No Biz Like Shoobiz

It's an unhappy start to 2009 for Shoobiz's 220 sales staff. Image: Sweded
It seems the global economic crisis has slipped its size eight footsies into Australian shoe retail chain Shoobiz. The ill-spelled, puntastic footwear brand is closing all its 43 stores, potentially leaving 220 workers out of a job. Twenty-six stores will close by 20 February and another 17 over the next three months.
Shoobiz’s parent company, Melbourne-based Figgins Holdings, said the closures were due to “the change in consumer behaviour and increasing costs”, reports the Herald Sun.
Figgins also owns the Midas, Mollini, Scooter, Florsheim, Emporio and Evelyn Miles brands, and in addition to axing Shoobiz, the company plans to consolidate its brands by selling Florsheim and rebranding its six high-end Evelyn Miles boutiques as Midas stores.

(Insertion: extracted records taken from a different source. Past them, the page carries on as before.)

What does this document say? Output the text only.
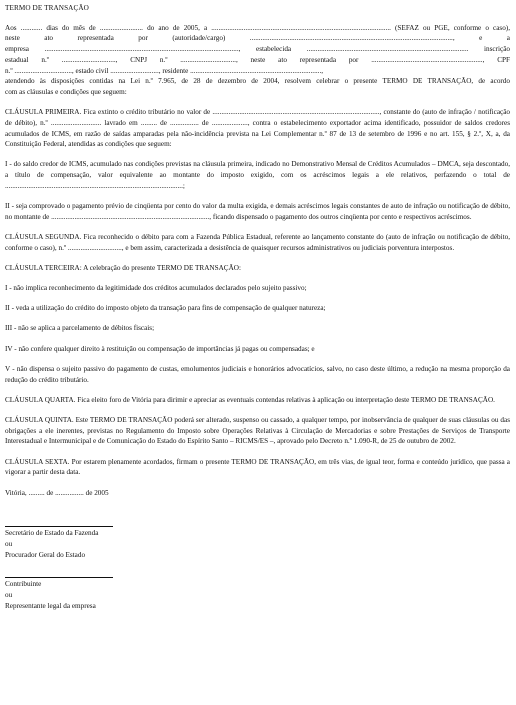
TERMO DE TRANSAÇÃO
Aos ............ dias do mês de ........................ do ano de 2005, a .................................................................................................... (SEFAZ ou PGE, conforme o caso),
neste ato representada por (autoridade/cargo) ................................................................................................................., e a
empresa ............................................................................................................, estabelecida .......................................................................................... inscrição
estadual n.º .............................., CNPJ n.º ..............................., neste ato representada por .............................................................., CPF
n.º ................................, estado civil ..........................., residente .........................................................................,
atendendo às disposições contidas na Lei n.º 7.965, de 28 de dezembro de 2004, resolvem celebrar o presente TERMO DE TRANSAÇÃO, de acordo
com as cláusulas e condições que seguem:
CLÁUSULA PRIMEIRA. Fica extinto o crédito tributário no valor de ............................................................................................., constante do (auto de infração / notificação de débito), n.º ............................ lavrado em ......... de ................ de ...................., contra o estabelecimento exportador acima identificado, possuidor de saldos credores acumulados de ICMS, em razão de saídas amparadas pela não-incidência prevista na Lei Complementar n.º 87 de 13 de setembro de 1996 e no art. 155, § 2.º, X, a, da Constituição Federal, atendidas as condições que seguem:
I - do saldo credor de ICMS, acumulado nas condições previstas na cláusula primeira, indicado no Demonstrativo Mensal de Créditos Acumulados – DMCA, seja descontado, a título de compensação, valor equivalente ao montante do imposto exigido, com os acréscimos legais a ele relativos, perfazendo o total de ...................................................................................................;
II - seja comprovado o pagamento prévio de cinqüenta por cento do valor da multa exigida, e demais acréscimos legais constantes de auto de infração ou notificação de débito, no montante de ........................................................................................, ficando dispensado o pagamento dos outros cinqüenta por cento e respectivos acréscimos.
CLÁUSULA SEGUNDA. Fica reconhecido o débito para com a Fazenda Pública Estadual, referente ao lançamento constante do (auto de infração ou notificação de débito, conforme o caso), n.º .............................., e bem assim, caracterizada a desistência de quaisquer recursos administrativos ou judiciais porventura interpostos.
CLÁUSULA TERCEIRA: A celebração do presente TERMO DE TRANSAÇÃO:
I - não implica reconhecimento da legitimidade dos créditos acumulados declarados pelo sujeito passivo;
II - veda a utilização do crédito do imposto objeto da transação para fins de compensação de qualquer natureza;
III - não se aplica a parcelamento de débitos fiscais;
IV - não confere qualquer direito à restituição ou compensação de importâncias já pagas ou compensadas; e
V - não dispensa o sujeito passivo do pagamento de custas, emolumentos judiciais e honorários advocatícios, salvo, no caso deste último, a redução na mesma proporção da redução do crédito tributário.
CLÁUSULA QUARTA. Fica eleito foro de Vitória para dirimir e apreciar as eventuais contendas relativas à aplicação ou interpretação deste TERMO DE TRANSAÇÃO.
CLÁUSULA QUINTA. Este TERMO DE TRANSAÇÃO poderá ser alterado, suspenso ou cassado, a qualquer tempo, por inobservância de qualquer de suas cláusulas ou das obrigações a ele inerentes, previstas no Regulamento do Imposto sobre Operações Relativas à Circulação de Mercadorias e sobre Prestações de Serviços de Transporte Interestadual e Intermunicipal e de Comunicação do Estado do Espírito Santo – RICMS/ES –, aprovado pelo Decreto n.º 1.090-R, de 25 de outubro de 2002.
CLÁUSULA SEXTA. Por estarem plenamente acordados, firmam o presente TERMO DE TRANSAÇÃO, em três vias, de igual teor, forma e conteúdo jurídico, que passa a vigorar a partir desta data.
Vitória, ......... de ................ de 2005
Secretário de Estado da Fazenda
ou
Procurador Geral do Estado
Contribuinte
ou
Representante legal da empresa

Established in 1983, Shoobiz is Figgins’s cheapest brand and sells other Figgins-branded shoes as well as Australian mid-price brands including Tony Bianco, RMK, Croft and Julius Marlow.
Shoobiz’s 220-odd staff were told about the company’s manoeuvres on Tuesday, but so far have not received written notice or been told whether they will receive redundancy payouts. Figgins has said it will endeavour to find Shoobiz staff other positions within the company.
This news does not come as much of a surprise for observers of the brand. It has been cannibalised by its sister brand Scooter, which bills itself as “a little bit quirky, a little bit different and always having fun”, seemingly in the pursuit of a ‘Sex and the City: The Next Generation‘ market.
And perhaps inadvertently, it has skewed upmarket and conservative in the face of the industry-wide trend towards ‘fast fashion’. The “change in consumer behaviour” to which Figgins referred in its statement might well be consumers’ appetite for increasingly cheap, poor quality imports that reflect the most up-to-the-minute styles.
Shoobiz’s pricing and discounting have simply not been aggressive enough to woo the teenagers and students who were once its main customers, but who can now buy a pair of full-priced shoes for under $40 from fast-fashion chains such as Novo and Cotton On’s Rubi brand, as well as traditional discount sellers such as Payless.
Discount department stores Target, Kmart and Big W are also prominent in the low end of the footwear market – especially when it comes to generic styles that don’t follow fashion cycles and are in demand all year round. These include rubber thongs, canvas slip-ons and cheap brands such as Grosby and Dunlop.
With an average full price of around $80 per pair, Shoobiz has become boxed into a corner. Figgins is smart to be cutting its losses.